Even so, the launch of new and updating of existing products imposes its own training challenge. “All our technical people spend a week every year familiarising themselves with new developments, and this hands-on training is complemented by online tuition. The latter has been particularly effective in understanding the finer points of Captivate, the new touch-technology software for a variety of our measurement instruments.”
The workshop is equipped to handle Leica’s standard green products for terrestrial surveying as well as its standard yellow products intended for construction industry applications. There has also been a substantial increase in the throughput of Leica’s machine control products following a successful try-before-you-rent campaign for its iCON-branded guidance systems for loaders, graders, excavators and other heavy machinery.
A full complement of electro-optical and GNSS test equipment is provided at each station in a workshop that also features laser calibration and baseline measurement ranges, clean areas and anti-static flooring. A small technical warehouse located on the premises satisfies day-to-day needs from colour-coded bins of used and rental stock, while a contract with a large warehouse facility in Cologne can deliver parts or finished goods within 24 hours.

Technical Support

Another element of customer care is found on the upper floor of Hexagon House where a five-strong Technical Support team resolves incoming product queries and monitors the availability and accuracy of nation-wide resources such as SmartNet, the Leica Geosystems 24/7 GNSS correction service.
A recent innovation is the implementation of a Live Chat facility on the Leica Geosystems myWorld portal whereby customers needing quick answers can have a real-time dialogue with team members.

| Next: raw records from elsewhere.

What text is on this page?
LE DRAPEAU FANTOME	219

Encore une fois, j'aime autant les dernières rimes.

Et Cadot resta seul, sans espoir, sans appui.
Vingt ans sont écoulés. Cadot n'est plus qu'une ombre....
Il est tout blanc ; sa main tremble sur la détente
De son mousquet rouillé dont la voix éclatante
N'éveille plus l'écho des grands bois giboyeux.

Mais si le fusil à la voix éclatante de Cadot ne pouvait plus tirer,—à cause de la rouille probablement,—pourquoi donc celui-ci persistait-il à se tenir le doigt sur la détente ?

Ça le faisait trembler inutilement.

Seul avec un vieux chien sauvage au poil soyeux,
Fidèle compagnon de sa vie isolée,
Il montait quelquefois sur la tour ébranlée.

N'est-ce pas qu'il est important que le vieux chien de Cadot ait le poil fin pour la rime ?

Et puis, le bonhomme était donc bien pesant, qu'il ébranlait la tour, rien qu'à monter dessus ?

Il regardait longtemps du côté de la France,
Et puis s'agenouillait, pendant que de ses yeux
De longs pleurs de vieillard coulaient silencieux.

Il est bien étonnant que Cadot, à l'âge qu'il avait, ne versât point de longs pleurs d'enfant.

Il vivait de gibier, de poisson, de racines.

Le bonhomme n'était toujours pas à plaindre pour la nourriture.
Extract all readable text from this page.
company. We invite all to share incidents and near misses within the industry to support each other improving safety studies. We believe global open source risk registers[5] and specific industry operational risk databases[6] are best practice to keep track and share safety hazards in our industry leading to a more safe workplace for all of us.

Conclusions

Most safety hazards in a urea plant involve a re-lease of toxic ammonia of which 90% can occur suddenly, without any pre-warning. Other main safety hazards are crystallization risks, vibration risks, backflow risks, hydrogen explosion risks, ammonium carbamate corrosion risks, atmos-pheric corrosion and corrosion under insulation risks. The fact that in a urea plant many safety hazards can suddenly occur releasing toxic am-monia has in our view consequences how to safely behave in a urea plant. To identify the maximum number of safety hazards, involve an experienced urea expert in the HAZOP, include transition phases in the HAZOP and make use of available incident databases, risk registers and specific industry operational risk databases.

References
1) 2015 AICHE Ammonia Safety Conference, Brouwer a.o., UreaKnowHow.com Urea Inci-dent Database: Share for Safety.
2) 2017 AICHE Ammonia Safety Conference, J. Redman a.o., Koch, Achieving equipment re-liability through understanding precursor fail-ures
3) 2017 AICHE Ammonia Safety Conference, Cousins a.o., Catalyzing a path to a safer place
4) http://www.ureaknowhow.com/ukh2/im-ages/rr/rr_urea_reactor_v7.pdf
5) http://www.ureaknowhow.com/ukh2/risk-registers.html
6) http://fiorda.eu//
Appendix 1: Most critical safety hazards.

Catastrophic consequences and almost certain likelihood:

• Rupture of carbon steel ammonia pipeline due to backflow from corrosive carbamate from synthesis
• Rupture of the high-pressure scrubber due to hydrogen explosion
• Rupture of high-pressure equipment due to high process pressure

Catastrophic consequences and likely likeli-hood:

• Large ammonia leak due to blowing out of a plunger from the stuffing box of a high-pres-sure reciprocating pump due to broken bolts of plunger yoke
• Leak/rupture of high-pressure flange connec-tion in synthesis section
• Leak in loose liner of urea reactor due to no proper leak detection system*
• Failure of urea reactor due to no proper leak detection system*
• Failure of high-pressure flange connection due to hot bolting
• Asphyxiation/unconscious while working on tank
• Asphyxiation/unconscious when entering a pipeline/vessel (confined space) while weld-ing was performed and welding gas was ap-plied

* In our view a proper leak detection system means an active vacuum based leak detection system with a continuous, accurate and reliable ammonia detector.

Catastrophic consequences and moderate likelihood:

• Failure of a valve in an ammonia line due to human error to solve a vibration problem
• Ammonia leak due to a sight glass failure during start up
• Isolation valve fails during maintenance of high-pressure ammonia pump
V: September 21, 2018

Launched last April, the messaging facility has rapidly gained traction, with 250 customer contacts logged in its first quarter and double that number in Q2. Although 25% of team time is spent handling Live Chat requests, this is significantly less than that which would otherwise be spent handling telephone or email queries.
The upper floor also houses sales, marketing, administration, Polycom video conferencing and customer training areas, plus a flexible 140-seat seminar suite. Perhaps uniquely, the latter can be made available free of charge to anyone in the industry seeking a conference or demonstration venue.
For John Fraser, the challenge going forward is to drive the many technical and managerial improvements that underpin the company’s ‘Smart Change’ ethos. But of one thing you can be sure: raw measurement data will continue to be much more than mere figures for those working in Hexagon House.